Lack of Global Clock: 

(see also here)

Solutions:

• Clock Server

• Synchronized local clocks

• Time Signal (GPS)

• Logical Clock (establish happened before relationship)

QUESTION: why need to common notion of time? figure 5.1

Need to know causality

coherent view: all observations of different processes are made at same phyical time

complete view: local state of all processes plus messages in transit = global state

Question: what is state? what is observable?

Lamports' Logical Clocks

event: any action which changes the state of a process or transfers that state (in a message) to another process.
Could be a single instruction or a set of function calls.

Message sending events have a special significance in a distributed system - they provide the observation points of a computation.

Computation:  set of interacting processes used to produce a desired result

Happened before relationship

a -> b, if "a" and "b" are in the same process and "a" occurred before "b"

a -> b, if "a" is the event of sending a message and "b" is the event of receiving that message

IF a->b and b->c, then a->c (happened before is transitive)
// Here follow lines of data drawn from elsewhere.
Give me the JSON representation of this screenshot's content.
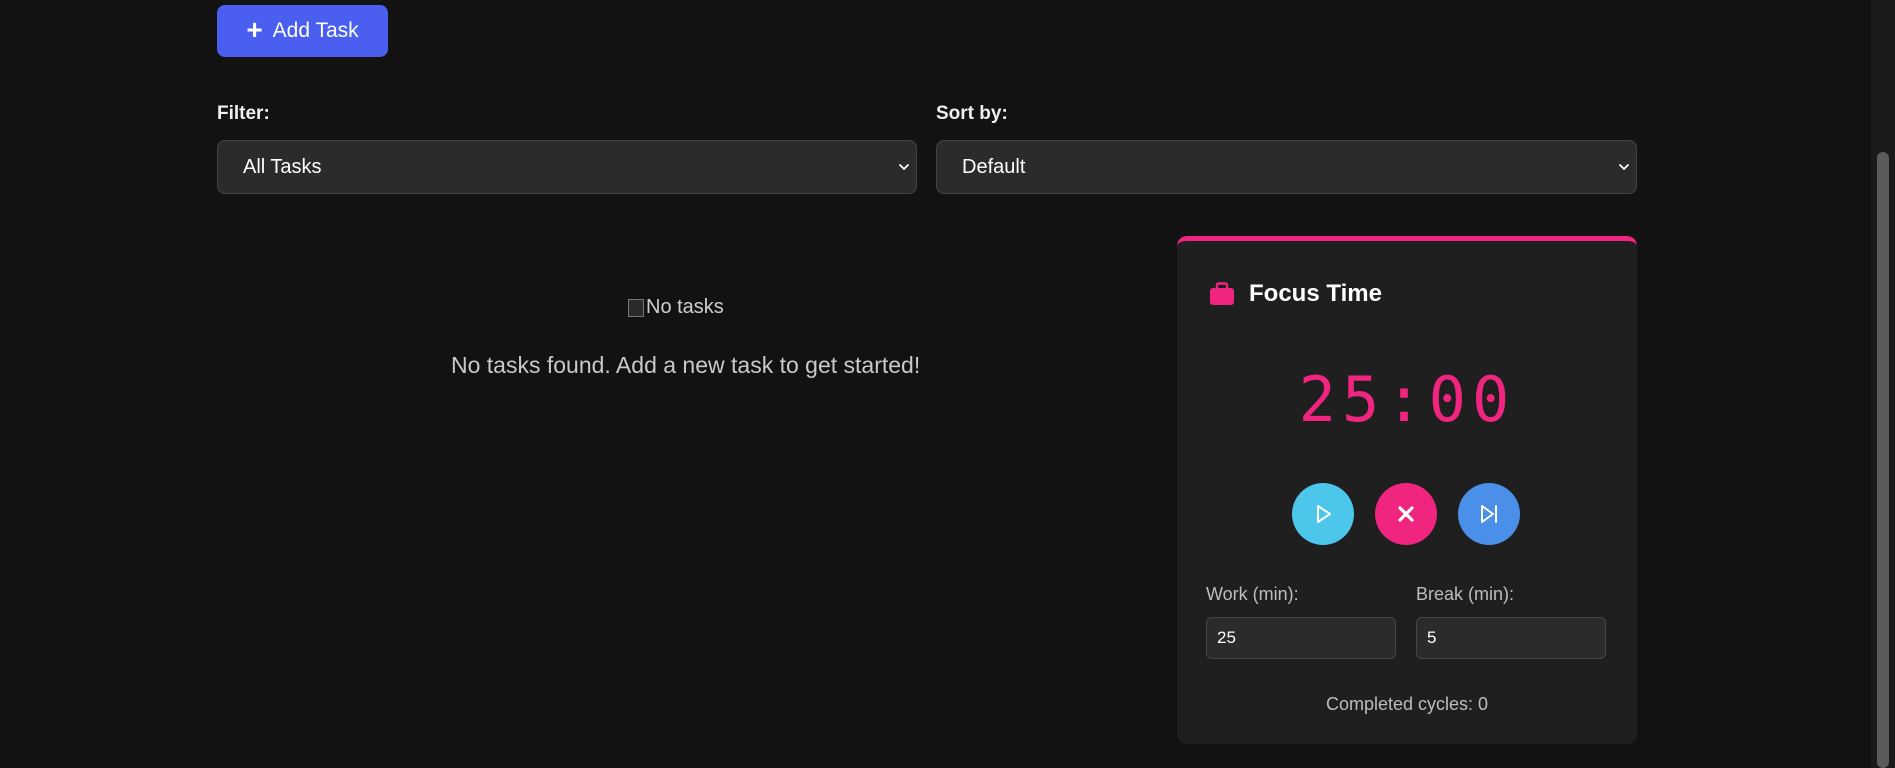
{
  "toolbar": {
    "add_task_label": "Add Task"
  },
  "filter": {
    "label": "Filter:",
    "selected": "All Tasks"
  },
  "sort": {
    "label": "Sort by:",
    "selected": "Default"
  },
  "empty_state": {
    "image_alt": "No tasks",
    "message": "No tasks found. Add a new task to get started!"
  },
  "focus": {
    "title": "Focus Time",
    "time": "25:00",
    "work_label": "Work (min):",
    "work_value": "25",
    "break_label": "Break (min):",
    "break_value": "5",
    "cycles_text": "Completed cycles: 0"
  },
  "colors": {
    "accent": "#f0257f",
    "primary_button": "#4a5ff0",
    "play_button": "#4cc6ea",
    "reset_button": "#f0257f",
    "skip_button": "#4a8fe8",
    "background": "#121212"
  },
  "icons": {
    "add": "plus-icon",
    "focus": "briefcase-icon",
    "play": "play-icon",
    "reset": "close-icon",
    "skip": "skip-next-icon",
    "select": "chevron-down-icon"
  }
}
casually related events:  event "a" casually affects "b" if a-> b

concurrent events: denoted a || b if !(a->b) AND !(b->a)

Show space-time diagram

QUESTION: what are the event relationships below?

Let "C" be a monotonically increasing function that assigns a timestamp to an event

for any events "a" and "b"

        if a -> b then C(a) < C(b)

[IR1] Clock Ci is incremented between any two successive events.

[IR2] If "a" is the event of sending a message in process "Pi", then that message is assigned the timestamp Ci(a).
Upon receiving a message with timestamp (Tm), process Pj will set it's clock to max(Cj,Tm+d) (d > 0)

"happened before" defines a irreflexive partial order among events which can be totally ordered by breaking ties using process ID or some such tie breaking mechanism.

Limitations of logical clocks: Vector Clocks

if a ->b then C(a) < C(b), but the reverse is not necessarily true. (figure 5.4)

That is does not distinguish local events from message passing ones.

Question:  is it sufficient to only timestamp message events?

However the scheme proposed in ISIS can resolve this.
Assign a vector of length n = number of communicating process for each process, where the i-th location contains that processes current understanding of the value of Pi's logical clock.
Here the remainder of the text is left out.